3. The duties of your company under the FCRA.

Your letter overstates the burdens imposed on your company as a CRA. Most signifi-cantly, because your individual records searchers are not CRAs, the information they provide does not constitute "consumer report" information. Accordingly, your company is not a "reseller" subject to Section 607(e) in relation to the information that it obtains from these record searchers and provides to its customers. See enclosed staff opinion letter (Goeke, 6/9/98.) Thus, none of the burdensome duties your letter claimed to result from application of that provision apply.

Some other portions of Section 607 would apply to your company, but compliance should be routine. First, Section 607(a) requires you to maintain "reasonable" procedures to avoid violations of Section 605 (which limits the time that adverse information may be reported by CRAs) and Section 604 (which limits the purposes for which information may be provided). We believe that it is a reasonable procedure for a CRA such as your company, which provides reports limited to publicly available information, to rely upon certifications provided by your clients that the information is to be provided for employment purposes. (You do not need to conduct the client background investigation that would be required of a CRA that provides sensitive personal information, as in a traditional credit report, to its clients.) Second, Section 607(b) requires you to maintain "reasonable" procedures to assure maximum possible accuracy. Your letter states that your company has in place "strict" procedures required by Section 613(1), indicating you will have little problem meeting your obligations under this subsection. Third, Section 607(d) requires you to provide your clients with a prescribed notice of their duties as users of consumer reports under the FCRA. A copy of that notice is enclosed.
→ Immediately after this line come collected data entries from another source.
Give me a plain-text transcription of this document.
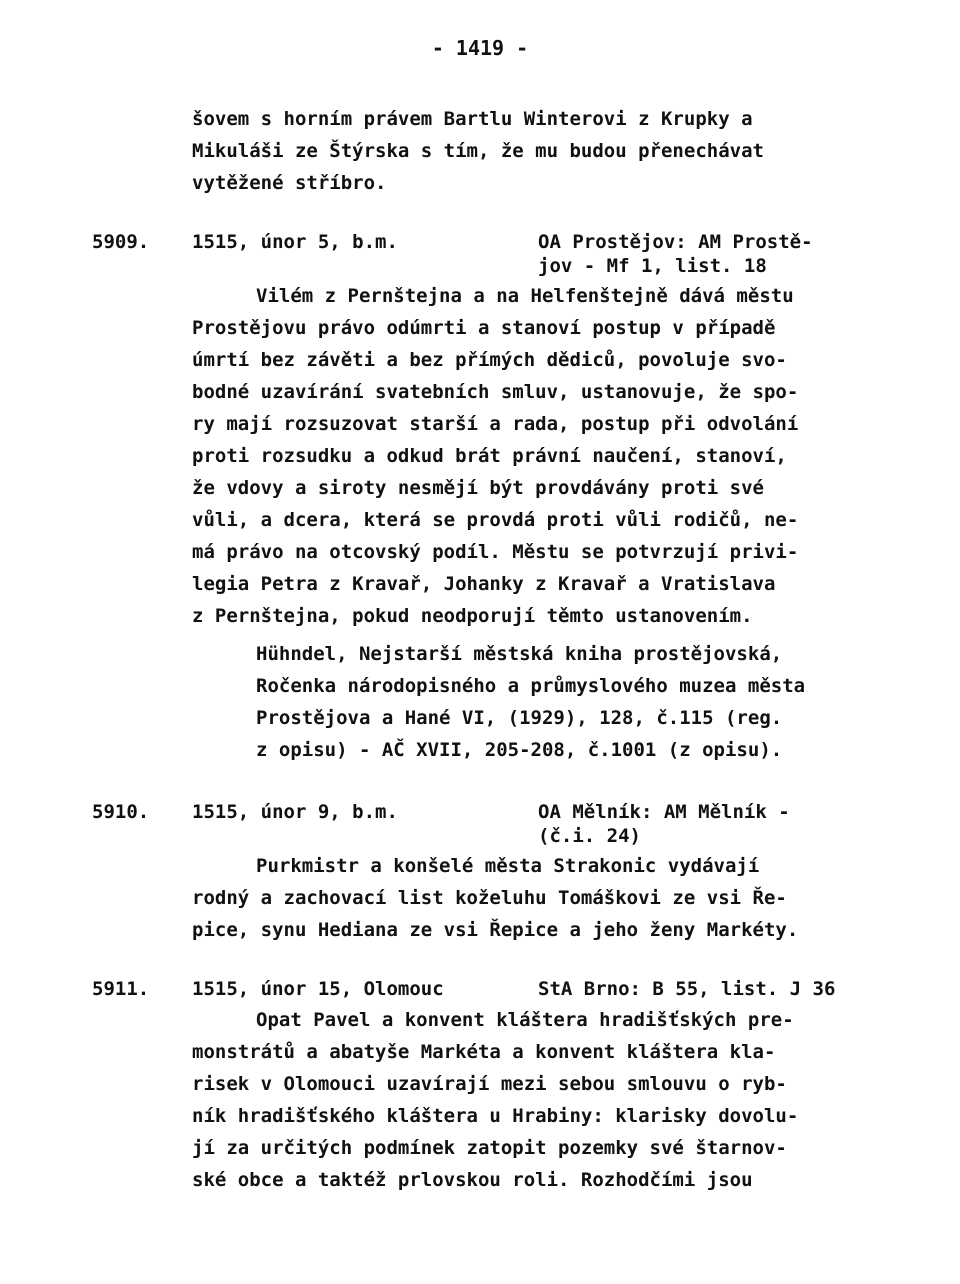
- 1419 -
šovem s horním právem Bartlu Winterovi z Krupky a
Mikuláši ze Štýrska s tím, že mu budou přenechávat
vytěžené stříbro.
5909. 1515, únor 5, b.m.	OA Prostějov: AM Prostě-
jov - Mf 1, list. 18
Vilém z Pernštejna a na Helfenštejně dává městu
Prostějovu právo odúmrti a stanoví postup v případě
úmrtí bez závěti a bez přímých dědiců, povoluje svo-
bodné uzavírání svatebních smluv, ustanovuje, že spo-
ry mají rozsuzovat starší a rada, postup při odvolání
proti rozsudku a odkud brát právní naučení, stanoví,
že vdovy a siroty nesmějí být provdávány proti své
vůli, a dcera, která se provdá proti vůli rodičů, ne-
má právo na otcovský podíl. Městu se potvrzují privi-
legia Petra z Kravař, Johanky z Kravař a Vratislava
z Pernštejna, pokud neodporují těmto ustanovením.
Hühndel, Nejstarší městská kniha prostějovská,
Ročenka národopisného a průmyslového muzea města
Prostějova a Hané VI, (1929), 128, č.115 (reg.
z opisu) - AČ XVII, 205-208, č.1001 (z opisu).
5910. 1515, únor 9, b.m.	OA Mělník: AM Mělník -
(č.i. 24)
Purkmistr a konšelé města Strakonic vydávají
rodný a zachovací list koželuhu Tomáškovi ze vsi Ře-
pice, synu Hediana ze vsi Řepice a jeho ženy Markéty.
5911. 1515, únor 15, Olomouc	StA Brno: B 55, list. J 36
Opat Pavel a konvent kláštera hradišťských pre-
monstrátů a abatyše Markéta a konvent kláštera kla-
risek v Olomouci uzavírají mezi sebou smlouvu o ryb-
ník hradišťského kláštera u Hrabiny: klarisky dovolu-
jí za určitých podmínek zatopit pozemky své štarnov-
ské obce a taktéž prlovskou roli. Rozhodčími jsou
The other provision that will impact your operation is Section 609, which imposes limited duties on your company. Its principal requirement is that CRAs disclose all the information in their files on a consumer upon request. You state in your submission that your company does not maintain on file any of the public record information that it collects; thus, it will have no file information to disclose should a consumer request it. All that remains is your obligation under Section 609(a)(3) to identify recipients of consumer reports for employment purposes in the last two years on any consumer who asks for that information, and Section 609(c) to provide such consumers a copy of a prescribed summary of their rights under the FCRA. A copy of that form is enclosed.


As you can see from our discussion, your company's activities are covered by the FCRA as outlined above when you provide information to third parties for employment or other purposes covered by the FCRA.

I hope that this information is helpful to you. The views expressed herein are the views of the Commission's staff and are advisory in nature. They do not necessarily reflect the views of the Commission or of any particular Commissioner.


William Haynes
Division of Credit Practices

1. For example, in committee reports accompanying various versions of the amendments to the FCRA that were ultimately enacted into law in September of 1996, there are statements that "resellers" (individuals who obtain consumer reports at bulk rates from large credit bureaus or other consumer reporting agencies for resale) are "consumer reporting agencies." Resellers, who may do nothing more than transmit to their customers a report obtained from another consumer reporting agency, clearly do less "gathering" or "collecting" of information than is done by your company. See, H.R. Rep. No. 104-185, 104th Cong., 1st Sess., at 38 (1995); S. Rep. 103-209, 103rd Cong., 1st Sess., at 16 (1993).

2. In addition, since your record searchers exercise some element of judgment in collecting information (e.g., they must decide which files at a local repository apply to the individual about whom information has been requested), your company may "evaluate" as well as "assemble" information.